Das Rauschen des Verkehrs verwandelt sich langsam in ein fernes Meeresrauschen und dringt immer näher an mein Ohr. Ganz genau kann ich es nicht sagen, ob es von außen, oder tief aus meinem Inneren kommt.
Das weiße Segel
Ein Hauch von Südsee
„Wo wedeln die immergrünen Blätter im Wind und Sonnenschein ganz nah?“
Südsee…
Sand, so weiß, dass das Auge schmerzt, blauer Himmel, alles Blau in dieser Welt. Eine leichte Brise, Salz hängt in der Luft. Ja, ich kann es sehen… und spüren! Am Horizont, nur vage zu erkennen, ein weißes Segel. Es steuert den Strand an.
Das Segel wiegt leicht aber straff im Wind, gehört zum Boot mit dem hölzernen Deck. Darauf das, was das Leben schöner macht. Weiter verfolgen meine Augen neugierig das Boot, auf dessen Weg durch das bewegte Wasser. Die Sonne darauf glitzernd wie Kristall.
Das Segel ist nun besser zu erkennen, jedoch macht dich etwas stutzig… Du erinnerst dich, dass du vor langer Zeit selbst auf einem solchen Boot warst. Du versuchst dich klarer zu erinnern aber… die Erinnerung ist erst unzusammenhängend und dann verschwommen, ersetzt durch das stille Leben auf der Insel, begleitet vom gleichmäßigen Fluss des Wassers, des Meeres am Strand.
Doch diese Erinnerung.
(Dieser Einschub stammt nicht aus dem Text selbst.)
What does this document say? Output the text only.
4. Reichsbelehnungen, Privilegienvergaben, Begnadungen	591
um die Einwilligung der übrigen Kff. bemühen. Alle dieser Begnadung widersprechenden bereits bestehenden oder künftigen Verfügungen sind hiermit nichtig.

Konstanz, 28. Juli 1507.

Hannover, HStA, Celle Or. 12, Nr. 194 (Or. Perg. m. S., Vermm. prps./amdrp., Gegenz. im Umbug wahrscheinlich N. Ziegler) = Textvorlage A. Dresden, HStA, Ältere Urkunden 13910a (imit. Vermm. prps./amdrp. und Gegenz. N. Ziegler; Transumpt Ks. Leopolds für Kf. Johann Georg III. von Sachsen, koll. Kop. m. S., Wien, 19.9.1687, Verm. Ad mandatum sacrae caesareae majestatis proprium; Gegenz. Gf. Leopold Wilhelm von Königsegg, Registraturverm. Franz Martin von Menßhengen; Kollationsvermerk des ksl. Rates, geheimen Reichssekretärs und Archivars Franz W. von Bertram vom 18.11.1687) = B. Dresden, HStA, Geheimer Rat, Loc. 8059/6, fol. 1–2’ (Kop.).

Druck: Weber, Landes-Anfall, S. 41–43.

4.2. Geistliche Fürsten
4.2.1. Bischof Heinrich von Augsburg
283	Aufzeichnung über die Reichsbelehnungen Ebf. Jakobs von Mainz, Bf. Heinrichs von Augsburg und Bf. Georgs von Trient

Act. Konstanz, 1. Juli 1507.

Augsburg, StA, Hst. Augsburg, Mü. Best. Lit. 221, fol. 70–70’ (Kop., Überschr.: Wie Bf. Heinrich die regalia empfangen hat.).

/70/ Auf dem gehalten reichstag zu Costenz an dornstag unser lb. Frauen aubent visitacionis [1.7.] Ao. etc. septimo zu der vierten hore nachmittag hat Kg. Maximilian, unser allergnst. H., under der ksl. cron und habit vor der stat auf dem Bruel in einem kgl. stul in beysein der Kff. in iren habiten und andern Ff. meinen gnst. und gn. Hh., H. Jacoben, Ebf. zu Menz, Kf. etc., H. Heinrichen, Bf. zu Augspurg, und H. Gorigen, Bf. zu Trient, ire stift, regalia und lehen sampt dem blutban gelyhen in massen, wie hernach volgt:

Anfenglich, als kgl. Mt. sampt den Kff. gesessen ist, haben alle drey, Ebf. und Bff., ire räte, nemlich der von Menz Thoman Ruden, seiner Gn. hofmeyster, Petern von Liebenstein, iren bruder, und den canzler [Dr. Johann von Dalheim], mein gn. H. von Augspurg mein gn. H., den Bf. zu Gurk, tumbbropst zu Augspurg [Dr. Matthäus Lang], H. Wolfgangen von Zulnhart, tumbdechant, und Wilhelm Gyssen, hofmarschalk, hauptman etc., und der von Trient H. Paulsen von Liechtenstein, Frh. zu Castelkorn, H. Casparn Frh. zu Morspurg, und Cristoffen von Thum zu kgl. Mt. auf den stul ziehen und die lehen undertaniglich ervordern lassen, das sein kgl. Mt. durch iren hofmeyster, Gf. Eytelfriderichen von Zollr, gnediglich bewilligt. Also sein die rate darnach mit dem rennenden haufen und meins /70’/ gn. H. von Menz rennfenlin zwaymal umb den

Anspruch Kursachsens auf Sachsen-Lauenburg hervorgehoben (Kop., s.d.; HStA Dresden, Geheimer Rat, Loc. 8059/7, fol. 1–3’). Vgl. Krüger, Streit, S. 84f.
Sie öffnet eine verborgene leise Freude, das Herz, es schlägt etwas lauter.
Während ich versuche die Fetzen der Vergangenheit und die Gedanken zu ordnen, sitze ich im warmen weißen Sand der Südsee, der gleiche Sand der mich im Auge schmerzt, das Boot im Blick.
Das so unfassbar blaue Wasser leitet es näher an den Strand, ich frage mich ob es wohl hier an meinem Strand anlegen wird oder weiterzieht.
Erinnerungen an die Kindheit steigen beharrlich an die Oberfläche, gleich einem Taucher, der aus großer Tiefe langsam an die Oberfläche zurückkehrt. Nicht zu schnell, weil er weiß, dass es ihm das Leben kosten kann.
Der schwarze Fleck am sonst so weißen Segel, entpuppt sich als Flagge und du denkst an…
Die wunderbaren Dinge aus meiner Kindheit plötzlich wieder da, die immer mehr werdenden Blasen im Wasser, die den tausend Luftblasen gleichen, die wir damals überschwänglich und freudig tanzend in den Himmel hoben. Jede einzelne trug die Farben dieser Welt. Die Flagge schwingt und windet sich dabei im Wind der See und ich versuche zu erkennen welche Botschaft sie vielleicht trägt… unter welcher Flagge segelt das Boot?
Ich weiß das Piraten schwarze Flaggen hissen. Die schwarze Flagge, du erkennst einen Totenkopf. Doch… nein, es ist kein Piratenboot. Unter dem Totenkopf erkennst du Buchstaben, sie formen das „Peace…“, war klar ein Hippieboot.
Du stehst auf und tanzt durch den warmen Sand am Strand, mit Blumen im Haar… Tip tap ein Fuß nach dem anderen im blauen und anschmiegsamen Wasser des Meeres. Die Blumen ja… jetzt wird alles klar. Der Junge, der dir die Blumen verkauft hat, er sagte du bräuchtest sie bald.